REPUBLIKA.CO.ID, Oleh: Ali Trigiyatno, Dosen Pascasarjana IAIN Pekalongan, Waket PDM Batang, Jawa Tengah
JAKARTA -- “Telah tampak kerusakan di darat dan di laut disebabkan oleh perbuatan tangan-tangan manusia, supaya Allah menimpakan kepada mereka sebagian dari (akibat) perbuatan mereka, agar mereka kembali (ke jalan yang benar),” (Qs al-Rum [30]: 41).
Pernyataan ayat tersebut di atas terjadi sudah. Jika pada saat turunnya ayat tersebut Allah SwT menyatakan telah tampak kerusakan di darat dan lautan, apalagi pada masa sekarang. Kerusakan alam, lingkungan, bumi, laut, dan udara membentang di hadapan kita semua.
Kerusakan dimaksud tentu bukan hanya kerusakan fisik semata, namun juga kerusakan moral dan akhlak di tengah masyarakat ditandai dengan semakin jauhnya orang dari pengamalan nilai-nilai agama dalam kehidupan sehari-hari. Sementara hal-hal yang berbau maksiat dan munkarat semakin mudah ditemukan di sekeliling kita.
Akibatnya bisa ditebak, manusia yang berulah harus menuai akibatnya. Celakanya, akibat tindakan kerusakan sekelompok orang, akibatnya dirasakan juga oleh mereka yang tidak melakukan kerusakan.
Fasad, sebagai kata kunci dalam tulisan ini, berasal dari fasada-yafsidu/yafsudu-fasdan/fasâdan/fusûdan. Fasad berkebalikan dengan shalâh, sehingga mafsadat adalah kebalikan dari mashlahah. Fasâd juga bisa bermakna hilang (rusak)-nya gambaran dari sesuatu ketika fasâd itu terjadi. Menurut al-Qurthubi, fasad berarti penyimpangan dari kelurusan atau kestabilan, yakni menjadi tidak stabil dan rusak.
Dalam Alquran, Allah SwT menggunakan kata yang berasal dari akar kata fa-sa-da sebanyak 49 kali di 46 ayat. Di antaranya kata mufsidûn atau mufsidîn, yang dinyatakan tidak kurang di 20 tempat. Menurut as-Suddi, dalam kitab tafsirnya, al-fasad berarti kufur dan melakukan kemaksiatan.

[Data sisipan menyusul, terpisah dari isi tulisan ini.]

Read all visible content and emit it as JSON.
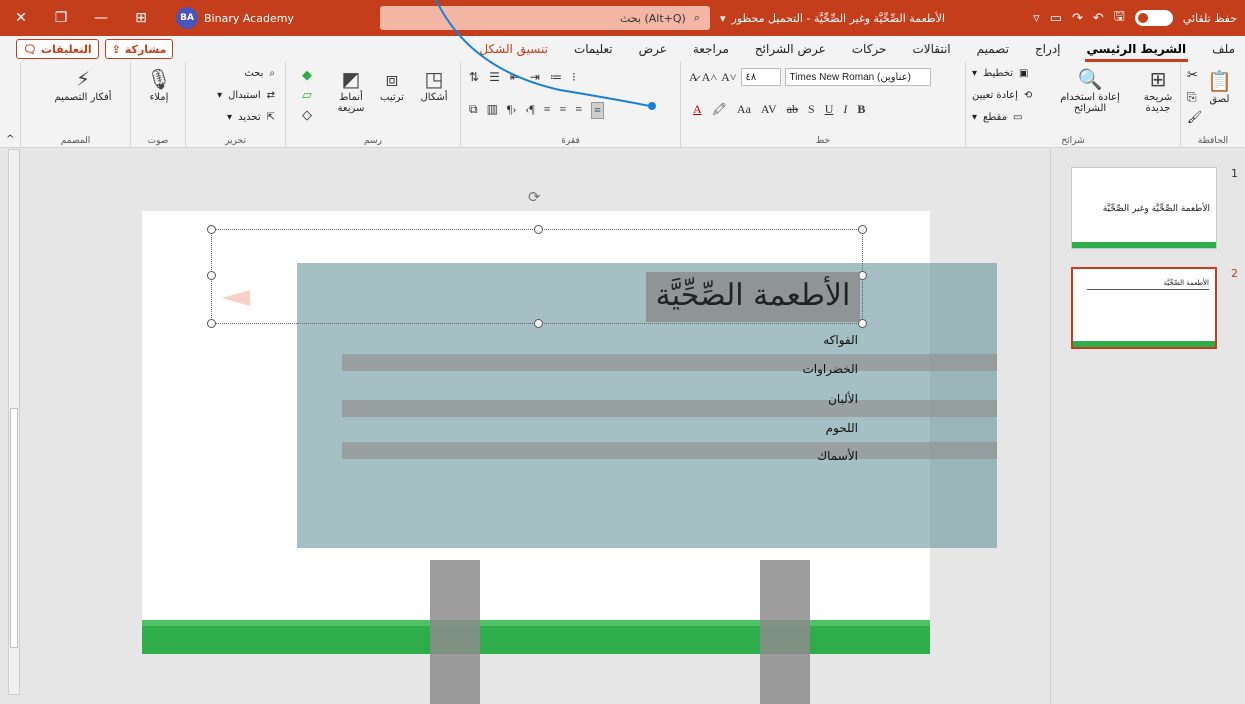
{
  "titlebar": {
    "account_initials": "BA",
    "account_name": "Binary Academy",
    "search_placeholder": "بحث (Alt+Q)",
    "doc_title": "الأطعمة الصِّحِّيَّة وغير الصِّحِّيَّة - التحميل محظور",
    "autosave_label": "حفظ تلقائي",
    "close_icon": "close-icon",
    "accent": "#c43e1c"
  },
  "tabs": [
    {
      "label": "ملف"
    },
    {
      "label": "الشريط الرئيسي"
    },
    {
      "label": "إدراج"
    },
    {
      "label": "تصميم"
    },
    {
      "label": "انتقالات"
    },
    {
      "label": "حركات"
    },
    {
      "label": "عرض الشرائح"
    },
    {
      "label": "مراجعة"
    },
    {
      "label": "عرض"
    },
    {
      "label": "تعليمات"
    },
    {
      "label": "تنسيق الشكل"
    }
  ],
  "share": {
    "comments_label": "التعليقات",
    "share_label": "مشاركة"
  },
  "ribbon": {
    "clipboard": {
      "label": "الحافظة",
      "paste": "لصق"
    },
    "slides": {
      "label": "شرائح",
      "new_slide": "شريحة جديدة",
      "reuse": "إعادة استخدام الشرائح",
      "layout": "تخطيط",
      "reset": "إعادة تعيين",
      "section": "مقطع"
    },
    "font": {
      "label": "خط",
      "font_name": "Times New Roman (عناوين)",
      "font_size": "٤٨"
    },
    "paragraph": {
      "label": "فقرة"
    },
    "drawing": {
      "label": "رسم",
      "shapes": "أشكال",
      "arrange": "ترتيب",
      "quick_styles": "أنماط سريعة"
    },
    "editing": {
      "label": "تحرير",
      "find": "بحث",
      "replace": "استبدال",
      "select": "تحديد"
    },
    "voice": {
      "label": "صوت",
      "dictate": "إملاء"
    },
    "designer": {
      "label": "المصمم",
      "ideas": "أفكار التصميم"
    }
  },
  "slides": [
    {
      "number": "1",
      "title": "الأطعمة الصِّحِّيَّة وغير الصِّحِّيَّة"
    },
    {
      "number": "2",
      "title": "الأطعمة الصِّحِّيَّة"
    }
  ],
  "current_slide": {
    "title": "الأطعمة الصِّحِّيَّة",
    "bullets": [
      "الفواكه",
      "الخضراوات",
      "الألبان",
      "اللحوم",
      "الأسماك"
    ]
  }
}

Menurut Ibnu al-Jauzi dalam tafsirnya, Zadul Masir, dalam frase telah tampak kerusakan (al–fasad) di darat dan lautan, sekurangnya terdapat empat penjelasan: berkurangnya keberkahan, merajalelanya kemaksiatan, syirik, dan kekeringan atau kemarau panjang.

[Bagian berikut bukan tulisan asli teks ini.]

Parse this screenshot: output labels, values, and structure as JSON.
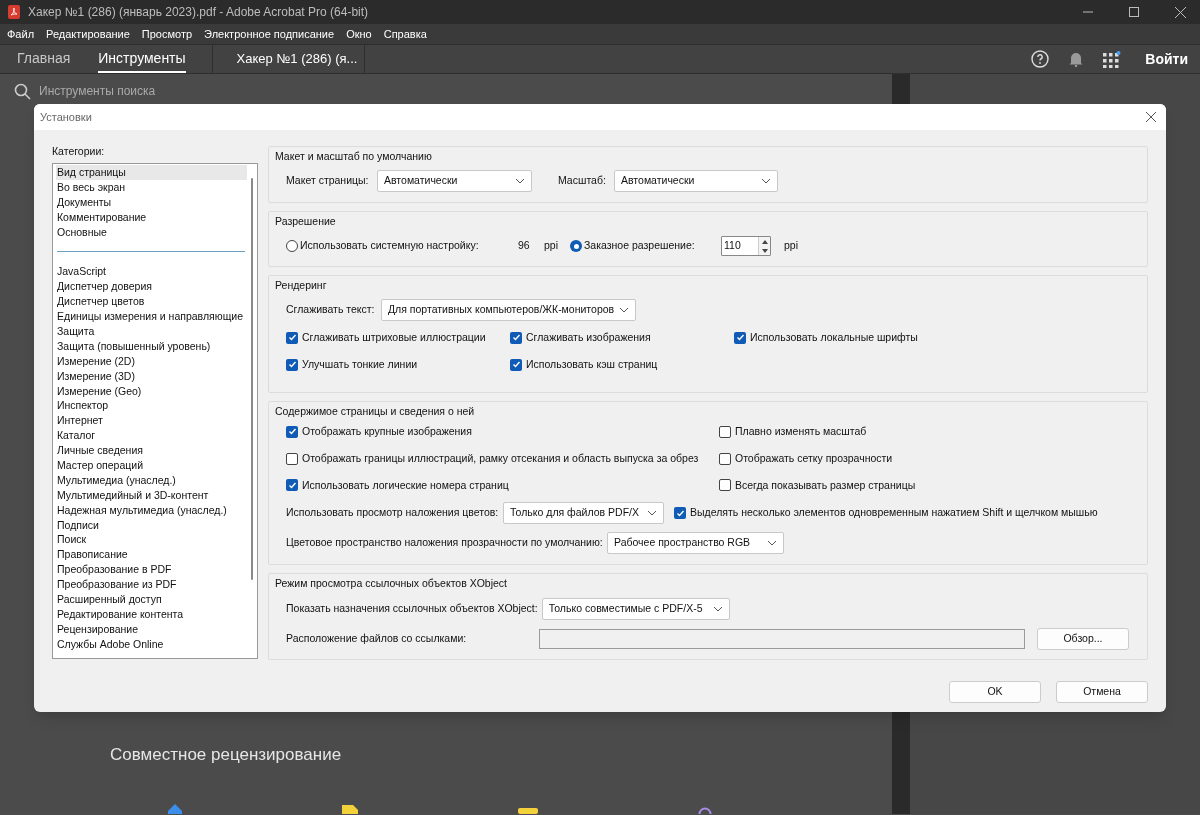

Menariknya, ketika al-Qurthubi menjelaskan frase la tufsidu fi al-ardh dalam al-Baqarah: 12, beliau menyatakan, “Janganlah kalian berbuat kerusakan dengan melakukan kekufuran, menjadikan orang kafir sebagai wali/pelindung dan teman dekat, serta memisahkan manusia dari keimanan terhadap kenabian Muhammad saw. dan keimanan kepada Al-Qur’an.” Senada dengan itu, al-Syaukani menyatakan, “Janganlah kalian berbuat kerusakan dengan melakukan kemunafikan, berwali kepada orang kafir, dan memisahkan manusia dari keimanan.”